Mineiro ama os idosos.
Estão por toda parte, não trancados em casa.
Não dá para lacrar alegando que é o estado que mais os valoriza. Mas posso afirmar que os idosos são mais sociáveis. São mais rueiros. São mais baladeiros. São mais livres. São mais ativos.
Minas Gerais é a terceira unidade federativa com maior número de pessoas com idade superior a 60 anos, atrás apenas do Rio Grande do Sul e do Rio de Janeiro. Representam 12,4% da população, só que a parcela parece muito mais significativa, tamanha a coreografia diária.
Você vê um contingente de idosos na rua, fazendo compras no supermercado, almoçando ou jantando nos restaurantes, cantando em shows e aplaudindo em teatros. São presenças vibrantes, centrais, indispensáveis na rotina mineira.
Eu frequento o Minas Tênis Clube de manhã. Há ginástica com centenas deles. Ocupam a piscina mais do que os pequenos. Ficam andando ou nadando de uma raia a outra. Quando eu passo, testemunho a roda de gargalhadas dos mais velhos dividindo um açaí. De tarde, jogam cartas até escurecer. São donos de si. Não se percebe o estigma da aposentadoria — logo desfeito na pluralidade da gentileza e do olho no olho.
Não que eu esteja idealizando a velhice. Não que não sofram, não arquem com as suas dores de estimação, mas não pararam de ousar, de tentar, de se relacionar. Não encerraram o expediente de sua curiosidade. Misturam-se ao ritmo do cotidiano sem chamar atenção. Não surgem isolados, como peças de museu ou estandartes da complacência.
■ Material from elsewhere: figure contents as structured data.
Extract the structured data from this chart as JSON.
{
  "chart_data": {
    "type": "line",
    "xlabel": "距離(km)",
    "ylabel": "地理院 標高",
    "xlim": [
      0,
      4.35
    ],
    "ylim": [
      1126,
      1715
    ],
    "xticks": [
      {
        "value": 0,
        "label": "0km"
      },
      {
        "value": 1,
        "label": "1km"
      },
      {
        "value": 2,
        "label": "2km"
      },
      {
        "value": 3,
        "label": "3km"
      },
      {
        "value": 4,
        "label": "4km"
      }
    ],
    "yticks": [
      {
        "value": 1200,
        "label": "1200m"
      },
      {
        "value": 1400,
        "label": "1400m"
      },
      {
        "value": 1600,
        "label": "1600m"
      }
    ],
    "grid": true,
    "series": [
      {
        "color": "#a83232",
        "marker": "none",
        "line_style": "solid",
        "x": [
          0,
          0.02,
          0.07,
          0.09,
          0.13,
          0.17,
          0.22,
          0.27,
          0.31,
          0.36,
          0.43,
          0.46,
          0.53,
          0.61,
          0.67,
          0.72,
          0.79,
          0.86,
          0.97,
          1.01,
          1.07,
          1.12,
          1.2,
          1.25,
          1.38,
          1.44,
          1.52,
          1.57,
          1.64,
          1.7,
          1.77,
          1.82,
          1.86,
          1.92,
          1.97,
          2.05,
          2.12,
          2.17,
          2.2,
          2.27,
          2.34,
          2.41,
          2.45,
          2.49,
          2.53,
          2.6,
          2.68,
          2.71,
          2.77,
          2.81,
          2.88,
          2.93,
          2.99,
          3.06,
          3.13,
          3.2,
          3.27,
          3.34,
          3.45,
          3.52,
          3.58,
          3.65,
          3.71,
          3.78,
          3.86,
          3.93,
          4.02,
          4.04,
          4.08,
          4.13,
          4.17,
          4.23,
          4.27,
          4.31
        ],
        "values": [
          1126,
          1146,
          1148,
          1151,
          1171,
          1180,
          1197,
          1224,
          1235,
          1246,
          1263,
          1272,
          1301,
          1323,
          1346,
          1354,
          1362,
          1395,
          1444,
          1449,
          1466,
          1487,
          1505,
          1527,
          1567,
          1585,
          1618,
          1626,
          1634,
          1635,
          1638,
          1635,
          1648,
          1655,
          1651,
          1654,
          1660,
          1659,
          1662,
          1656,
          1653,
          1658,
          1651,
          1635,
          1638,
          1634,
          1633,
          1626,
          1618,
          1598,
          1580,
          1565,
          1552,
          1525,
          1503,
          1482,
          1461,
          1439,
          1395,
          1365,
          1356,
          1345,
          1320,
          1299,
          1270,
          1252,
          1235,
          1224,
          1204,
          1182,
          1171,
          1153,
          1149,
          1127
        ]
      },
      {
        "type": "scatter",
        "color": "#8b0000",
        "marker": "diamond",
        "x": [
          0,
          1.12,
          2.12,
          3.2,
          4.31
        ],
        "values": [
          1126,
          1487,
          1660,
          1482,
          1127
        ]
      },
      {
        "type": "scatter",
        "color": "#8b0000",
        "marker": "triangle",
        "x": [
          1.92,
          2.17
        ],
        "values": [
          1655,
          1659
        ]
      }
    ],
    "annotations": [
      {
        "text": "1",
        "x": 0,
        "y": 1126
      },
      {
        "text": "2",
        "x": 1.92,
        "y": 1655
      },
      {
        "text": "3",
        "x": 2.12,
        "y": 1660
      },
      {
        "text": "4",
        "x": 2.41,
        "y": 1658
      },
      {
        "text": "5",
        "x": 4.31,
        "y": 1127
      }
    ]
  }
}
Lembro que, dias desses, inventei de atravessar um barranco no jardim para cortar caminho e escorreguei sentado até o fim da ribanceira. Provoquei um vexame. Para a minha surpresa, quem veio me socorrer foi uma senhora de 85 anos, que ofereceu apoio:
— Ocê se machucou, menino?
A mão dela era mais firme do que a minha, uma rocha encravada no riacho. Ela me ergueu com os músculos rijos de quem jamais se entregou à idade. Nem precisou das duas pernas para firmar a alavanca.
Em Minas, você não envelhece. No máximo, emagrece.
As famílias sentem orgulho de contar com o vovô e a vovó na mesa. Na cabeceira da mesa. Inclusive, as cadeiras são diferentes, com o dobro de almofadas.
O povo inteiro escuta o que eles têm a dizer. Suas anedotas do antes e do depois, suas comparações entre as décadas.
Há silêncio, há pausa, há reverência.
Não prepondera a conversa simultânea. Não manda quem grita. Não se destaca quem fala mais alto. As palavras são distribuídas pelos mais antigos, que concedem voz e vez a quem solicita. É tão organizado o enclave que falta apenas levantar o braço, como numa sala de aula.
Talvez tenha sido aqui que conheci a paciência. Eu me curei da ansiedade observando os encontros com os parentes de minha esposa Beatriz. Os idosos são incensados. Você não morre de imobilidade e inércia, morre no meio do movimento. Morre vivendo. Morre encantando. Aproveitando quem está ao seu lado até o último minuto, até a última fatia do fubá.
Tia Naná, 95 anos, beirando um século de estórias, irmã da minha falecida sogra, é uma entidade. As reuniões giram em torno dela, qualquer visita que chega vai até ela primeiro para a prosa e a bênção. É mais importante do que a própria comida servida. É a rezadeira, o voto de Minerva, o Google de Rio Espera, o conforto do colo.
Os avós recebem cuidados dos netos e sobrinhos. É o inverso da creche na hierarquia dos lares.
Já ouvi pais pedindo para as crianças:
— Vá lá passear com a sua vó.
Ninguém quer perder o prazer de estar perto da experiência, da sabedoria do afeto, das cercanias do divino que unicamente existe em quem guarda longeva humanidade.